I'm going to run with the "College Edition" theme from yesterday's intro (shame shame if'n you didn't read!) and nominate the following for a Grand Prize:
Cultural Conversations- The Presence of the Past - $15 (Normal Heights)
The poster of that ad is selling a few other textbooks, each in their own separate ad, but I picked this one because the kneejerk little deconstructivist in me gets all gnarly minded over the phrase "presence of the past." Something I'm not really excited to get into right at this point due to being a)out of practice and b)unsure if mid-blog is the proper place for anything-but-practical lit-crit to take place.
Instead, I'll talk about the frustrations I faced at the hands of the college bookstore. This was particularly problematic for me my freshman year of college since I was without income at that point in my life and dealing with a bank account balance of approximately 8 dollars for most of the year. Buying all those expe$ive textbooks was just about the last thing I could afford at the time, but it's what I had to do because I wasn't about to try and pass courses by guessing wildly at the nature of the material. I did pass on buying texts for a few classes at some points during the college career, but trying to beg, borrow, or steal the books turned out to be a bigger pain in the neck than just shelling out the dough could ever have been.
I never really had a problem buying the literature that various classes required. I mean, in the long run a book is an okay investment--might even be able to read that sucker again someday! But the textbooks, that was a bummer each and every time. They're so costly. If used books aren't an option, it's easy to pay somewhere in the vicinity of a cool c-note for a paperback book. Terrible. Can you imagine charging $87.95 for a new crime thriller in paperback? It would never fly, of course, but textbook companies foist massive production costs off on the consumer and it burns like fire and poison; particularly if said consumer is a young, unemployed, college freshman who just came off a protracted stint of fry-cookery and intellectual stagnation during the "off years" taken to sort his life out some between periods of schooling. Personal trials and tribulations aside, I think I can touch on the fairly universal experience of Textbook Resale Anxiety (TRA), which occurs among college students en masse at the end of any given college semester. Situational in origina, TRA occurs when a college student--foolishly believing the bookstore's promise to "buy back" his books at the end of the term--brings a stack of textbooks with an initial purchase value in the neighborhood of $500 to the bookstore with hopes of selling them and recouping some of the cost. After waiting in what proves to be a shockingly long line, the college student usually has the following exchange with the bookstore clerk:
STUDENT(smiling, unaware): "I'd like to sell these books back, please."

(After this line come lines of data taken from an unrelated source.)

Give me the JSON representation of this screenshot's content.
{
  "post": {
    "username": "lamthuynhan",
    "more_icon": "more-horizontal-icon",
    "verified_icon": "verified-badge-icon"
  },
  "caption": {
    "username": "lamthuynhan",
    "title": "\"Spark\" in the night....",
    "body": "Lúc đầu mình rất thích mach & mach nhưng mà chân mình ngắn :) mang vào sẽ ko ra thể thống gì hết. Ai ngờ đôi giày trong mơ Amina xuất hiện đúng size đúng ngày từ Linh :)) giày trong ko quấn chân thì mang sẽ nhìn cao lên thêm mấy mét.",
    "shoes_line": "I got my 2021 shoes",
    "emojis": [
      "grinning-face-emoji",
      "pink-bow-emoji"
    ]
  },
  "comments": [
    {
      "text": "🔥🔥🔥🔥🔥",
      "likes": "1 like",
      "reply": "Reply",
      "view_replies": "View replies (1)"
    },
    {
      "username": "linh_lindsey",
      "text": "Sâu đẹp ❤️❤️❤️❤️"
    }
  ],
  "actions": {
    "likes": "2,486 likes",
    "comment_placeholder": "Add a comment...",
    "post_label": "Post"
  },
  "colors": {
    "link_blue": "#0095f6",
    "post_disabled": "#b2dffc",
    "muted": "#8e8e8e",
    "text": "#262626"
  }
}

CLERK (ironically, often a fellow student): "Ok. Let me check on that."
[CLERK pushes buttons, does things with barcodes and catalogues]
CLERK: "Okay, we're not buying that one, that one, or that other one, but we can give you eight dollars for that one."
Initial onset of TRA is usually characterized at this point by waves of shock an disbelief, followed by a sinking feeling in the pit of the stomach that the money spent on the expen$ive textbooks is lost and gone forever and ever. It turns out, after all, that the school isn't offering that class next term, or (if they are) the textbook has been released in a new edition. Either way renders the student's texts essentially worthless.
TRA runs its course and resolves in one of two ways:
1) The student refuses to acknowledge the trauma and maintains an illusory concept of the textbooks as valuable possessions. Said textbooks take up residence on a bookshelf in the student's (alternatively the student's parents') house and remain there, untouched, until moving them becomes a burden and they are donated to a thrift store, still somewhat under the impression that they have some value to someone.
2) The student realizes that he has been kicked in the shins (metaphorically of course), and leaves the bookstore with his stack of textbooks and dignity intact. Ideally, the student follows my own example in this situation--
--throw those suckers in trash and walk away!